La lumière s’éteint du côté public et s’allume sur la scène. Cette dernière a été transformée en espèce de caverne à gauche de laquelle se situe un poulailler. Un homme entre et s’approche progressivement du public tenant un tableau devant son visage. Il est clairement dérangé, fixe le public, tend ses mains en espérant y recevoir de l’argent et parle dans un dialecte incompréhensible. Il se parle tantôt à lui-même, tantôt au public et aussi à un enfant imaginaire qu’il s’est fabriqué avec des bâtons ou des os et des vêtements trouvés dans la rue. Il est donc clairement fou et bafouille durant des minutes entières des syllabes n’ayant aucun lien les unes avec les autres, aux accents tantôt arabes tantôt germaniques…

Ah mais non !!! Et c’est à ce moment-là que je comprends. C’est fait ! C’est mon baptême du feu comme on dit. Il fallait bien que cela arrive un jour, après deux mois en Belgique et une dizaine de spectacles à mon actif. Mais c’est maintenant, sur un texte dramatique, un dimanche matin très tôt (si, si 14h c’est tôt). Et oui cet homme n’est pas si fou que cela, enfin sa folie consiste à parler à la fois flamand et turc et il est assez fou aussi pour ne pas avoir pensé à équiper son poulailler d’un système de sur-titrage. Ce qui, pour le coup, est plutôt cohérent.

Le spectacle dure un peu plus d’une heure. Cela me fait penser à tous ces étrangers qui envahissent les rues et les théâtres de ma ville durant le Festival d’Avignon et assistent à des représentations sans rien comprendre de ce qu’ils oient-dire (du verbe ouïr) et doivent alors passer leur cerveau en mode visuel. Je fais donc de même. Moi qui étais curieux de découvrir le texte, ce ne sera pas pour aujourd’hui.

Après une vingtaine de minutes passée à observer, un deuxième protagoniste entre en scène. Il s’approche de Woyzeck, lit la pancarte écrite en flamand que tient ce dernier, se tourne vers le public et dit « je ne comprend rien à ce qui est écrit ». HIP HIP HIP HOURA, un francophone, c’est trop beau pour être vrai. Ce n’est pas que j’ai quelque chose contre les turcs ou les flamands mais j’aime bien comprendre ce qu’on me dit, c’est tout. Puis ce même personnage continue « I don’t understand no words ». Et bien voilà qu’il parle même les deux langues que mon éducation me permet de comprendre. C’est beau le hasard. Puis il poursuit « Jkjuurkrl kduejlr lk ui jrllej ». NON. « jiujr juzer jkoih jhuyqs ». NON, non et non. Et à part un dernier passage de deux minutes dans la langue de Shaekspeare, les deux acteurs sont retournés à celles du Dâd et de Vondel.
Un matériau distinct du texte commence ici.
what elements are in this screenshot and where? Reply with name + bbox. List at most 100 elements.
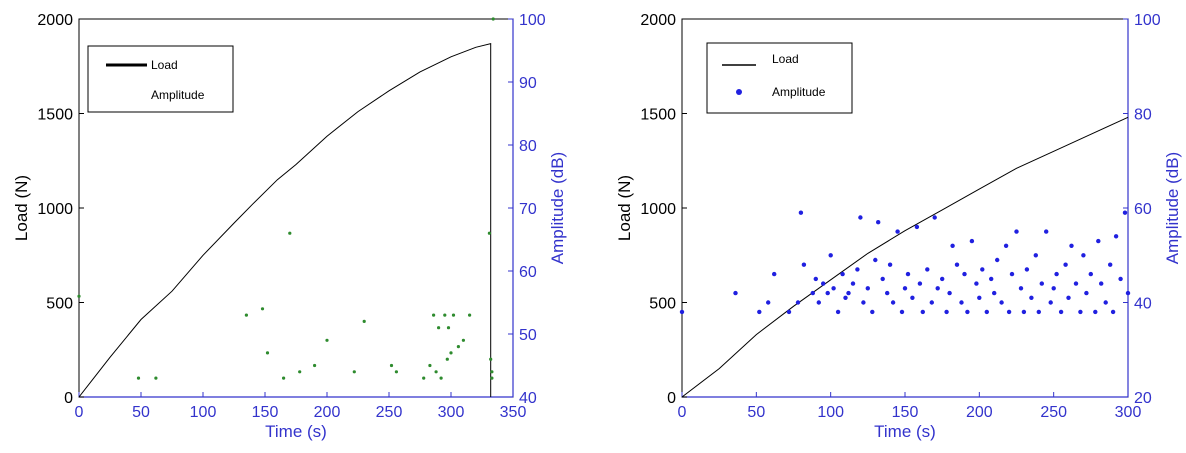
amplitude-point xyxy=(389,363,394,368)
amplitude-point xyxy=(959,300,964,305)
amplitude-point xyxy=(451,313,456,317)
x-axis-label: Time (s) xyxy=(874,422,936,441)
amplitude-point xyxy=(260,307,265,311)
amplitude-point xyxy=(325,338,329,342)
amplitude-point xyxy=(887,262,893,267)
load-series-line xyxy=(78,42,492,398)
amplitude-point xyxy=(136,376,141,380)
amplitude-point xyxy=(1078,309,1083,315)
amplitude-point xyxy=(288,231,292,235)
amplitude-point xyxy=(899,309,905,315)
y-left-tick-label: 1500 xyxy=(37,107,73,124)
y-right-tick-label: 80 xyxy=(1134,107,1152,124)
x-tick-label: 100 xyxy=(190,404,217,421)
amplitude-point xyxy=(352,370,356,374)
amplitude-point xyxy=(461,338,465,342)
amplitude-point xyxy=(1021,309,1027,315)
y-right-tick-label: 50 xyxy=(519,327,537,344)
amplitude-point xyxy=(679,309,685,315)
x-tick-label: 100 xyxy=(817,404,844,421)
amplitude-point xyxy=(890,300,896,305)
amplitude-point xyxy=(468,313,472,317)
amplitude-point xyxy=(490,376,494,380)
y-right-tick-label: 70 xyxy=(519,201,537,218)
amplitude-point xyxy=(950,243,955,248)
amplitude-point xyxy=(1073,281,1079,286)
amplitude-point xyxy=(487,231,491,235)
amplitude-point xyxy=(439,376,443,380)
amplitude-point xyxy=(1122,210,1128,215)
y-left-tick-label: 500 xyxy=(649,296,676,313)
amplitude-point xyxy=(984,309,989,315)
y-left-tick-label: 1000 xyxy=(640,201,676,218)
amplitude-point xyxy=(843,295,848,300)
amplitude-point xyxy=(786,309,792,315)
amplitude-point xyxy=(858,215,863,220)
amplitude-point xyxy=(1006,309,1012,315)
amplitude-point xyxy=(965,309,970,315)
amplitude-point xyxy=(298,370,302,374)
amplitude-point xyxy=(434,370,438,374)
amplitude-point xyxy=(947,290,952,296)
amplitude-point xyxy=(929,300,934,305)
amplitude-point xyxy=(855,267,860,272)
amplitude-point xyxy=(1003,243,1009,248)
y-left-tick-label: 500 xyxy=(46,296,73,313)
amplitude-point xyxy=(1048,300,1053,305)
y-left-tick-label: 2000 xyxy=(640,12,676,29)
amplitude-point xyxy=(861,300,866,305)
amplitude-point xyxy=(1099,281,1104,286)
amplitude-point xyxy=(1108,262,1113,267)
amplitude-point xyxy=(876,220,881,225)
y-right-tick-label: 90 xyxy=(519,75,537,92)
amplitude-point xyxy=(1084,290,1089,296)
amplitude-point xyxy=(1024,267,1030,272)
amplitude-point xyxy=(446,326,451,330)
y-right-tick-label: 100 xyxy=(1134,12,1161,29)
y-left-tick-label: 0 xyxy=(667,390,676,407)
amplitude-point xyxy=(1029,295,1034,300)
amplitude-point xyxy=(1096,238,1101,244)
amplitude-point xyxy=(995,257,1000,263)
amplitude-point xyxy=(910,295,915,300)
right-chart-panel: 0 50 100 150 200 250 300 0 500 1000 1500 2000 20 40 60… xyxy=(596,0,1186,453)
amplitude-point xyxy=(835,309,841,315)
y-left-axis-label: Load (N) xyxy=(12,175,31,241)
left-chart-panel: 0 50 100 150 200 250 300 350 0 500 1000 1500 2000 40 5… xyxy=(0,0,590,453)
x-tick-label: 50 xyxy=(132,404,150,421)
amplitude-point xyxy=(394,370,398,374)
amplitude-point xyxy=(1088,271,1093,277)
amplitude-point xyxy=(490,370,494,374)
amplitude-point xyxy=(813,276,818,282)
legend-load-label: Load xyxy=(772,52,799,66)
amplitude-point xyxy=(944,309,949,315)
amplitude-point xyxy=(432,313,436,317)
amplitude-point xyxy=(766,300,771,305)
amplitude-point xyxy=(940,276,945,282)
amplitude-point xyxy=(977,295,982,300)
amplitude-point xyxy=(989,276,994,282)
amplitude-point xyxy=(1110,309,1116,315)
amplitude-point xyxy=(840,271,845,277)
amplitude-point xyxy=(821,281,826,286)
load-series-line xyxy=(681,116,1129,398)
amplitude-point xyxy=(885,290,890,296)
amplitude-point xyxy=(1125,290,1131,296)
amplitude-point xyxy=(489,357,493,361)
x-tick-label: 150 xyxy=(892,404,919,421)
legend-amplitude-swatch xyxy=(736,89,742,95)
amplitude-point xyxy=(1081,253,1086,258)
amplitude-point xyxy=(282,376,286,380)
amplitude-point xyxy=(816,300,821,305)
amplitude-point xyxy=(1039,281,1044,286)
y-left-axis-label: Load (N) xyxy=(615,175,634,241)
y-right-tick-label: 100 xyxy=(519,12,546,29)
y-right-tick-label: 80 xyxy=(519,138,537,155)
x-tick-label: 50 xyxy=(747,404,765,421)
amplitude-point xyxy=(825,290,830,296)
y-right-tick-label: 20 xyxy=(1134,390,1152,407)
amplitude-point xyxy=(449,351,453,355)
amplitude-point xyxy=(1018,286,1024,291)
amplitude-point xyxy=(772,271,777,277)
amplitude-point xyxy=(999,300,1004,305)
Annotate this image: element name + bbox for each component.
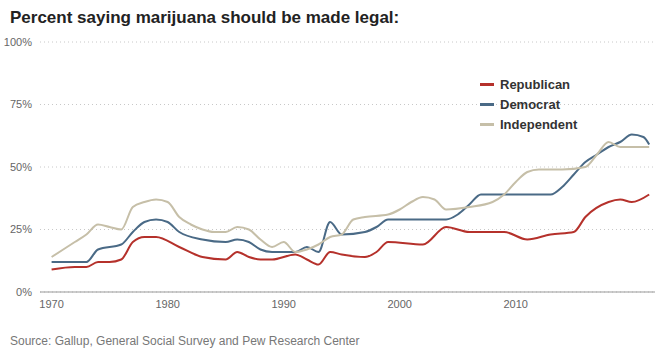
html-text:Independent: Independent (500, 116, 578, 132)
svg-text:50%: 50% (10, 161, 32, 173)
html-text:Republican: Republican (500, 76, 571, 92)
svg-text:1980: 1980 (155, 298, 179, 310)
svg-text:1990: 1990 (271, 298, 295, 310)
svg-text:1970: 1970 (39, 298, 63, 310)
svg-text:25%: 25% (10, 223, 32, 235)
svg-text:75%: 75% (10, 98, 32, 110)
html-text:Source: Gallup, General Social: Source: Gallup, General Social Survey an… (10, 334, 360, 348)
svg-text:0%: 0% (16, 286, 32, 298)
svg-text:2000: 2000 (387, 298, 411, 310)
svg-text:2010: 2010 (504, 298, 528, 310)
html-text:Percent saying marijuana shoul: Percent saying marijuana should be made … (10, 8, 400, 27)
html-text:Democrat: Democrat (500, 96, 560, 112)
svg-text:100%: 100% (8, 36, 32, 48)
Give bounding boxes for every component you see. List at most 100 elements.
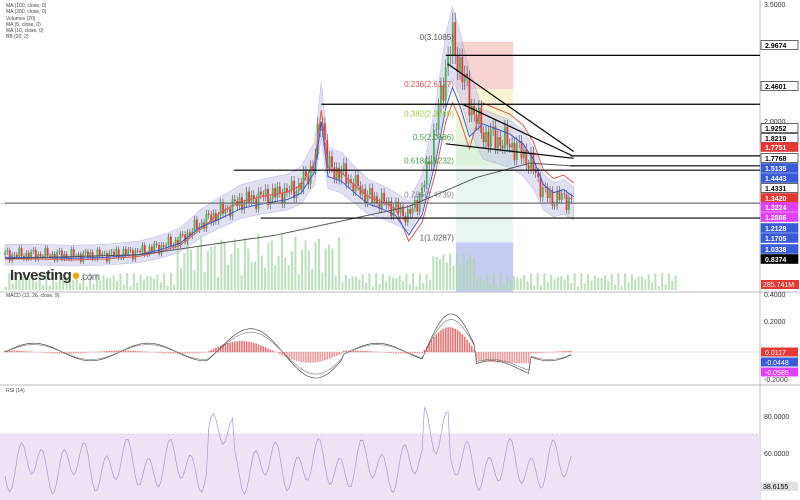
candle-body <box>229 208 232 217</box>
candle-body <box>18 248 21 257</box>
volume-bar <box>536 273 539 290</box>
macd-histogram-bar <box>558 351 561 353</box>
macd-histogram-bar <box>497 352 499 363</box>
macd-histogram-bar <box>139 351 141 353</box>
candle-body <box>544 186 547 188</box>
macd-histogram-bar <box>186 352 189 354</box>
macd-histogram-bar <box>354 350 357 353</box>
macd-histogram-bar <box>165 352 167 354</box>
candle-body <box>371 188 374 203</box>
macd-histogram-bar <box>281 352 284 356</box>
candle-body <box>39 254 42 257</box>
candle-body <box>196 219 198 230</box>
candle-body <box>463 73 466 83</box>
candle-body <box>307 176 310 185</box>
volume-bar <box>153 279 156 290</box>
candle-body <box>546 187 549 199</box>
volume-bar <box>247 248 250 290</box>
macd-histogram-bar <box>307 352 310 363</box>
price-tag-label: 2.4601 <box>765 84 787 91</box>
macd-histogram-bar <box>485 352 487 362</box>
volume-bar <box>482 280 485 290</box>
volume-bar <box>82 273 85 290</box>
price-tag-label: 1.4443 <box>765 176 787 183</box>
macd-histogram-bar <box>466 339 468 353</box>
volume-bar <box>321 272 324 290</box>
legend-item: MA (10, close, 0) <box>6 28 44 35</box>
volume-bar <box>381 273 384 290</box>
volume-bar <box>499 273 502 290</box>
macd-histogram-bar <box>279 352 281 355</box>
macd-histogram-bar <box>44 352 47 353</box>
macd-axis-tick: 0.4000 <box>764 292 786 299</box>
candle-body <box>312 165 314 170</box>
candle-body <box>487 131 490 147</box>
candle-body <box>482 132 485 143</box>
candle-body <box>8 250 11 261</box>
volume-bar <box>230 254 233 290</box>
candle-body <box>406 209 409 223</box>
macd-axis-tick: -0.2000 <box>764 377 788 384</box>
volume-bar <box>523 274 526 290</box>
macd-histogram-bar <box>295 352 298 361</box>
macd-histogram-bar <box>238 341 241 353</box>
volume-bar <box>297 274 300 290</box>
volume-bar <box>250 262 253 290</box>
candle-body <box>32 249 35 252</box>
macd-histogram-bar <box>84 352 87 353</box>
price-tag <box>760 223 799 233</box>
candle-body <box>158 244 160 254</box>
macd-histogram-bar <box>504 352 506 363</box>
macd-histogram-bar <box>492 352 494 362</box>
fib-label: 1(1.0287) <box>420 233 455 242</box>
macd-histogram-bar <box>411 352 414 354</box>
macd-histogram-bar <box>158 352 160 353</box>
macd-histogram-bar <box>340 352 343 354</box>
macd-histogram-bar <box>376 351 378 353</box>
volume-bar <box>415 286 418 290</box>
candle-body <box>4 252 6 255</box>
candle-body <box>395 201 397 208</box>
volume-bar <box>624 273 627 290</box>
volume-bar <box>79 282 82 290</box>
price-tag <box>760 40 799 50</box>
price-tag <box>760 163 799 173</box>
volume-bar <box>324 248 327 290</box>
macd-histogram-bar <box>544 352 547 353</box>
macd-histogram-bar <box>58 352 61 354</box>
price-tag-label: 1.5135 <box>765 166 787 173</box>
candle-body <box>523 149 525 159</box>
candle-body <box>44 248 47 258</box>
macd-histogram-bar <box>397 352 400 354</box>
macd-histogram-bar <box>414 352 416 354</box>
macd-histogram-bar <box>108 350 111 353</box>
volume-bar <box>196 246 199 290</box>
ma-blue-line <box>5 85 574 259</box>
rsi-band <box>0 434 760 500</box>
macd-histogram-bar <box>402 352 404 354</box>
macd-histogram-bar <box>473 349 475 353</box>
macd-histogram-bar <box>506 352 509 363</box>
volume-bar <box>466 261 469 290</box>
candle-body <box>143 245 146 255</box>
price-tag <box>760 123 799 133</box>
volume-bar <box>543 273 546 290</box>
volume-bar <box>620 285 623 290</box>
candle-body <box>506 126 509 145</box>
macd-histogram-bar <box>352 350 355 353</box>
macd-histogram-bar <box>193 352 196 354</box>
volume-bar <box>341 282 344 290</box>
macd-histogram-bar <box>437 332 440 353</box>
macd-histogram-bar <box>122 350 125 353</box>
candle-body <box>172 245 175 247</box>
macd-histogram-bar <box>338 352 340 355</box>
legend-item: MA (100, close, 0) <box>6 3 47 9</box>
candle-body <box>77 254 80 257</box>
price-tag-label: 1.2886 <box>765 215 787 222</box>
volume-bar <box>176 236 179 290</box>
candle-body <box>409 209 412 214</box>
volume-bar <box>651 282 654 290</box>
macd-histogram-bar <box>248 341 250 353</box>
rsi-panel-label: RSI (14) <box>6 388 25 394</box>
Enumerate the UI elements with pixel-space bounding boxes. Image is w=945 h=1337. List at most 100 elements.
La lumière s’éteint sur la scène, se rallume dans la salle, le premier clappement de main se fait entendre, les acteurs viennent saluer, la plupart des spectateurs applaudissent tandis que d’autres n’attendaient qu’une seule chose. Que la lumière se rallume afin qu’il puissent, en portant précipitamment à leur regard la feuille du spectacle qu’ils serraient dans leur main depuis une heure, vérifier si l’inscription turc ou flamand ou même chinois figuraient en tant qu’informations lisibles.

La réponse est oui : « Turque, accessible à tous ». Et c’est donc perplexe que je retourne à mes pénates en me disant que si le metteur en scène à réussi à me mettre dans un état d’incompréhension totale par rapport aux gens qui s’adressent à moi, et à me donner le sentiment d’être là sans y être vraiment, c’est peut-être qu’il vient de me faire ressentir mieux que quiconque ce que signifie Woyzeck.